На следующий день в кабинете уже стоит маленький столик для меня, а на нем аккуратно сложенная пачка бумаги и три ручки. Выбирай любую, только пиши и пиши. Я удобно усаживаюсь. Что же я могу написать? Ах, вот что! Начну-ка с биографии моих родителей, опишу-ка я жизнь своего папы, какой он был умный и хороший. Важно, чтобы время шло. И стал я писать как бы классное сочинение: «Мои родители родились в городе Петербурге, впоследствии переименованном в Ленинград…». К обеду уже накатал четыре страницы, уже мой папа открыл залежи нефти на Камчатке, а мама героически участвовала в обороне Ленинграда, как вдруг приносят обед и ставят прямо на мой стол. Это был не борщ, а кислые щи, да еще с мясом. А тут и новый следователь подоспел: нет ли каких-нибудь специальных желаний? И мне на стол сверточек небольшой кладет: «Это из вашей передачи. Врачи разрешили только понемногу каждый день выдавать, вам нельзя такое сразу есть». Вот это забота о человеке! Раскрываю сверточек, а там белые сухари и немного сала ломтиками. «Жить стало лучше, жить стало веселее, товарищи!» И дальше пишу о том, как мне удалось так хорошо в школе учиться, что я два класса за один год окончил…
В конце своего «рабочего дня» слышу:
— А вы разве нам уже написанное сегодня не передадите?
— Ну, что вы, это все еще в камере дорабатывать надо. — И я унес все с собой.
Прошло еще два дня. Ох, и вкусные же обеды пошли! И из передачи конфеты и печенье. Пишу и пишу — о том, как познакомился с Альбертом через Юру, какая у него прекрасная библиотека, как было с ним приятно о Платоне и Аристотеле поговорить. Странно, что Юра в своих показаниях пишет об «антисоветских разговорах и анекдотах» в доме Альберта, да еще о создании тайной организации. Вероятно, к нему были применены те самые «активные методы следствия», о которых мне хвастался следователь Сычев. По себе знаю, что выдержать их могут не все. Только этим можно объяснить такой наговор на себя и всех остальных. И здесь я начинаю подробно перечислять, что они со мной творили на следствии: и били, и водой обливали на морозе, и глаз чуть не выжгли. В конце дня опять:
— Да что же вы нам так ничего и не покажете?
— Это все нужно еще обдумывать и дорабатывать, любая ошибка может ложно оклеветать людей.

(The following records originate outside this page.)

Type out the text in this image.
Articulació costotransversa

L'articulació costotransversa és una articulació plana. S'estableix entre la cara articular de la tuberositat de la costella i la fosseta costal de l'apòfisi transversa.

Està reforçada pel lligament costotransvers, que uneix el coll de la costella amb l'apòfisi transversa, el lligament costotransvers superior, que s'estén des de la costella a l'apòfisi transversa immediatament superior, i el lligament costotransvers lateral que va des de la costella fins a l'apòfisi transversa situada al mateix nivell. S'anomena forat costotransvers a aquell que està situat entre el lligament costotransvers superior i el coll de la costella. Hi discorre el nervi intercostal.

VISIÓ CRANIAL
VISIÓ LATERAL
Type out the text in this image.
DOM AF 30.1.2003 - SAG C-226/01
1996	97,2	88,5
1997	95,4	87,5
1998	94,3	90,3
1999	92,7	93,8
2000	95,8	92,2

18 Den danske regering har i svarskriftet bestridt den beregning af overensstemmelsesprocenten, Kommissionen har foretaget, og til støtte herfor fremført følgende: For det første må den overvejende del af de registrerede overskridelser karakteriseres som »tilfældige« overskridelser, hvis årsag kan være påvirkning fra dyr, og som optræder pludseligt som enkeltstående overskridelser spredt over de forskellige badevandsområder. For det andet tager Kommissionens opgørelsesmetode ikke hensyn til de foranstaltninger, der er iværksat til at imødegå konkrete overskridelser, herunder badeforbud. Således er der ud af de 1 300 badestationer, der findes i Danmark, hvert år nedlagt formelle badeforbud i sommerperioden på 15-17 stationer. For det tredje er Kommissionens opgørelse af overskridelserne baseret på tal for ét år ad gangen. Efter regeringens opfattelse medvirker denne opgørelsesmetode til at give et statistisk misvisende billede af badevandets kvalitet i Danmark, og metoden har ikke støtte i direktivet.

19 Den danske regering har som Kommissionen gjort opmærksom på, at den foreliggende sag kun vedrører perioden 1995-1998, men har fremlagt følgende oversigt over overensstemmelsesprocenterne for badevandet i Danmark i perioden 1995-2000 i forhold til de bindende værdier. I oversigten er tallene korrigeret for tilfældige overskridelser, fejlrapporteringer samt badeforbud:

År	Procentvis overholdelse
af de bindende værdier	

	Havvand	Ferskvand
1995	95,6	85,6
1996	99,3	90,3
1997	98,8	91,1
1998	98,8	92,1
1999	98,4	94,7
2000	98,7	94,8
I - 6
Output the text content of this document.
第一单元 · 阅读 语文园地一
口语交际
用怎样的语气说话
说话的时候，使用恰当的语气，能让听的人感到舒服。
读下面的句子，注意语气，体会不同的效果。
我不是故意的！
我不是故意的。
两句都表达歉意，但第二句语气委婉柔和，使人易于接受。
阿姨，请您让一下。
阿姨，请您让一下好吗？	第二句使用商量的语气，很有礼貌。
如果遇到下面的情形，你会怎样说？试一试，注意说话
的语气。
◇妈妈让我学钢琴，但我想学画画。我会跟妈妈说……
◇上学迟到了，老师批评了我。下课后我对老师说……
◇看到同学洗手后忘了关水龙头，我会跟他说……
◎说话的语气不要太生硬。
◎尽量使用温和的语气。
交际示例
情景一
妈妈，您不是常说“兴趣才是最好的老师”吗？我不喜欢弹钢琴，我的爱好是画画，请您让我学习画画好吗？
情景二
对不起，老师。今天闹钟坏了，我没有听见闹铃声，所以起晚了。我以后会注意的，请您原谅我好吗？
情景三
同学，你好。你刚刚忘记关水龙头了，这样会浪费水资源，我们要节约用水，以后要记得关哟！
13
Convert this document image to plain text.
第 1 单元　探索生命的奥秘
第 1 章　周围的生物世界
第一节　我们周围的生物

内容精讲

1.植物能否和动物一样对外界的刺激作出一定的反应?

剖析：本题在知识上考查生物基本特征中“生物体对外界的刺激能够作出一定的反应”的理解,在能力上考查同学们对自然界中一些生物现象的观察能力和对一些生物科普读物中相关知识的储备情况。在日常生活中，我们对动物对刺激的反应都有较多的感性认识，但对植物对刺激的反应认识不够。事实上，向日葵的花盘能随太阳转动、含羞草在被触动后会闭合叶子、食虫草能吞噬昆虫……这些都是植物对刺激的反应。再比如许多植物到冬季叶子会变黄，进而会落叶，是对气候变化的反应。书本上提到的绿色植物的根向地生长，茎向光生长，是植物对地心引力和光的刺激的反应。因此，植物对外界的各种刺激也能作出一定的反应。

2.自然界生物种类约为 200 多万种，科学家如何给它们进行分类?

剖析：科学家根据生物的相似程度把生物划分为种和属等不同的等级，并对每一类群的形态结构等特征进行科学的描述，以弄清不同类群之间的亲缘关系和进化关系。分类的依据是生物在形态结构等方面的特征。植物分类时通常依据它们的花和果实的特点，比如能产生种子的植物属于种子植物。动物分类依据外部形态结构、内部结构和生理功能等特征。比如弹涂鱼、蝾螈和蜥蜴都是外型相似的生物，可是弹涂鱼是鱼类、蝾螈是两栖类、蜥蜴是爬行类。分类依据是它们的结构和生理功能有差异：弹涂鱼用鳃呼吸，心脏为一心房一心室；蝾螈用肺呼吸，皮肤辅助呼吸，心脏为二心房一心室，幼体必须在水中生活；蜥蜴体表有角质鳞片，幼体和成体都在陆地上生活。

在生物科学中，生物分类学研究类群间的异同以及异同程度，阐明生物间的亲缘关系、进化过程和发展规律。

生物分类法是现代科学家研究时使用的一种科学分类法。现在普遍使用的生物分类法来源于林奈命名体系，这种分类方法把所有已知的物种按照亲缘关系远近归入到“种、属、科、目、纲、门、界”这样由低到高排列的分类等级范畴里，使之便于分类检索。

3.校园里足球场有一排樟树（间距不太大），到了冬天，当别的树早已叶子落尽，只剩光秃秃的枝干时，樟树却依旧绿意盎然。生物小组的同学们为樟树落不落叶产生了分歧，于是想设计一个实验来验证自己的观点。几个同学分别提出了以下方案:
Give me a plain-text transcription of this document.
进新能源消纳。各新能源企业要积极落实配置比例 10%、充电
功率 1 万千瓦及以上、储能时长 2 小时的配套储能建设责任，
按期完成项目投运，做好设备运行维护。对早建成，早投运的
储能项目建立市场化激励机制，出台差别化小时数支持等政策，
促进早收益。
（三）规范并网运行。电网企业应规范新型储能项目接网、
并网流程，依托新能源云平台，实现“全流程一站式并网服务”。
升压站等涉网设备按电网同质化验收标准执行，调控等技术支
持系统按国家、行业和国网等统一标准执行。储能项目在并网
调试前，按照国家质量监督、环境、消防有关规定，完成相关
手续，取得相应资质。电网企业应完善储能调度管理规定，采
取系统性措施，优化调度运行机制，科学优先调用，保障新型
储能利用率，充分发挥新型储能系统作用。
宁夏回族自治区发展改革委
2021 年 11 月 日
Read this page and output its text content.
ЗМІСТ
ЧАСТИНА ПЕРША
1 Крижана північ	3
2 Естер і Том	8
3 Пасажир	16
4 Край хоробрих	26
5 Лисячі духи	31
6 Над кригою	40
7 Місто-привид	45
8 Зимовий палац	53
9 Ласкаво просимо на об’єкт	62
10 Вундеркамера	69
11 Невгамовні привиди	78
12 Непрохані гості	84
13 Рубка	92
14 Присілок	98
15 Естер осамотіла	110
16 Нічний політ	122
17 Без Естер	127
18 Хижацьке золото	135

Пошел четвертый день! Сколько дней я еще могу продержаться на этой писанине? Пишу, а самому все страшнее становится, ведь если только прочтут — убьют. На пятый день я немного уже окреп, откормился. Да и темы все мои уже исчерпаны. Господи, как же я им все это теперь передам! И тут мне пришла в голову одна спасительная мысль: а что если передать это все прокурору, будто бы я боюсь, что после моих показаний и разоблачений следователи уничтожат эти документы, так как они не соответствуют их целям. Прошу прокурорской защиты.
На следующий день я пришел и заявил, что показания все готовы, но передать их смогу только через прокурора! Следователь остолбенел: «Почему?!».
— Потому что до вашего прихода расследование вели не следователи, а криминальные элементы, которые тут окопались в органах! Я требую переследствия!
— ???
Удивительно, но я, кажется, попал в самую точку! Я и раньше знал, что в «органах» идет страшная борьба за чины и места. Мой старший лейтенант подсел ко мне, понизил голос и дружелюбным, но заговорщическим тоном спросил меня:
— У вас есть данные?
— Конечно! — и я просто показал на мой шрам под глазом. — Они пытали меня раскаленным железом. Было обследование врачей, они подтвердят.
— Прокурор завтра встретится с вами! Готовы ли вы? — и тут старший лейтенант перешел на шепот. — Готовы ли вы подтвердить все это следственной комиссии КГБ из Алма-Аты?
— Ну, разумеется…
— Тогда сейчас никому, вы слышите, никому об этом ни слова!
«Заговор» против Сычева и Баймашева рос, как на дрожжах. На следующий день в кабинете следователя уже сидел посторонний мужчина.
— Я заместитель областного прокурора по особо важным делам.
Я немедленно передал ему все свои бумаги и сказал, что верю в справедливость прокурорского надзора. По торжествующему взгляду следователя я понял, что машина заработала.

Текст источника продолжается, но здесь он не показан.